Any metric that has Wroten, Staukas, and Canaan ahead of the one guy who appears to have a clue doesn't do it for me.
Okafor being awful isn't a hill I'm about to die on, but this is backwards to me. The whole point of analytics is (hopefully) to teach us stuff, not to confirm what we already think. You're free to disregard RPM with respect to Okafor - it's not a perfect stat by any means, but I don't think this is the most solid line of reasoning why.
With respect to Okafor, I think what's going on is largely the Sixers attempt to use him and Noel together. That combo has a mind boggling -25.6 net rating when they're on the court together (about six points worse than Okafor's overall rating). It's just a terrible idea, so Okafor is barely being given a shot to succeed in those minutes. Even if were good, he'd be screwed. That said, he's only spent ~40% of his minutes on the floor with Noel, and he has a raw +/- of -14.4 so far this year. The Sixers have been
dramatically better when Okafor is off the court, and that can't all be blamed on the spacing issues Noel presents.
I wonder what Kobe's secret to a positive ORPM is. He has a TS% of 44.9%, with more FGA per game than Okafor.

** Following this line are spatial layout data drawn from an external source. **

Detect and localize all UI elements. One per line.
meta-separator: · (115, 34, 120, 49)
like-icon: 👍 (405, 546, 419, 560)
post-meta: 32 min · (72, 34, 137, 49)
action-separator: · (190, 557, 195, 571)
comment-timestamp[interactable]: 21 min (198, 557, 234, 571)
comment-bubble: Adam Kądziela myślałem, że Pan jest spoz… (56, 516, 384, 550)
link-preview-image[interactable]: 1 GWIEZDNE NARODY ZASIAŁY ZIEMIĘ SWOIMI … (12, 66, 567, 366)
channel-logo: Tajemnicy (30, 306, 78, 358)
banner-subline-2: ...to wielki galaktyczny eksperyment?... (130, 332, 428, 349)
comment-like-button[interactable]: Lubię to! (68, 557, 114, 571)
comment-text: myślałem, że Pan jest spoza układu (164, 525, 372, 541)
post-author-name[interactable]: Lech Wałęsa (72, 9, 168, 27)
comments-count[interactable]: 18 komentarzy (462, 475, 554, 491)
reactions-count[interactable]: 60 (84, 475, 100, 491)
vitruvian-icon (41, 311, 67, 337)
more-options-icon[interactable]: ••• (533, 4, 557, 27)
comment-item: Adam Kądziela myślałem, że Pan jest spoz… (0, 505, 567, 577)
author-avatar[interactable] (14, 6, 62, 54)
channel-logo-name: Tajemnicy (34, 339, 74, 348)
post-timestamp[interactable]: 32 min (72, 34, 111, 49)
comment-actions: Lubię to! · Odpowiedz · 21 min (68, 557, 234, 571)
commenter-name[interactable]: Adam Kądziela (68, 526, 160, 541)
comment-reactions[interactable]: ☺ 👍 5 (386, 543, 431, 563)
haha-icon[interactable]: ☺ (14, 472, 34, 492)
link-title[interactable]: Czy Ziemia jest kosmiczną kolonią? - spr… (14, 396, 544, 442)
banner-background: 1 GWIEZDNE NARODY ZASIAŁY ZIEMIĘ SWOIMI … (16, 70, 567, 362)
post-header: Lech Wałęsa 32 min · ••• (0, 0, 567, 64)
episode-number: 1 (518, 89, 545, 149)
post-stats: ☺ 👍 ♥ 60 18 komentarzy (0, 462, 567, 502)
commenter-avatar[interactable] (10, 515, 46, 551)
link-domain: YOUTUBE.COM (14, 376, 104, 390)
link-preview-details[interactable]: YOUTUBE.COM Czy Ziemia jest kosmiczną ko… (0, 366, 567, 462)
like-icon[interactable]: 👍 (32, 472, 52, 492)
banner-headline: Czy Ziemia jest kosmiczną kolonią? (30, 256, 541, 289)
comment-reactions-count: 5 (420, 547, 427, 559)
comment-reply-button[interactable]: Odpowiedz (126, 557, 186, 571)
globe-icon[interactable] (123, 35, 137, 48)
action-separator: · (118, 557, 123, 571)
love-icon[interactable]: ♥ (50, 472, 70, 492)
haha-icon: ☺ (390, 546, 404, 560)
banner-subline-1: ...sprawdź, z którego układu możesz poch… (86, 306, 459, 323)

This is why BPM is useful. Lets you unpack what RPM is "seeing." Apart from FG%, basically every aspect of his game favors Kobe. He's got a decent steals rate (which helps offense as well as defense), he shoots a ton of threes (spacing impact), he has triple the assists and fewer turnovers. Finally, BPM includes a interaction factor of AST%*TRB%, which basically serves to reward out of position stats (boards from a guard, or assists from a big). Okafor gets credit for neither. He's a poor passing, poor rebounding big.
I'm a little surprised the FG% difference doesn't overwhelm it, but it's hard to eyeball BPM because it's nonlinear.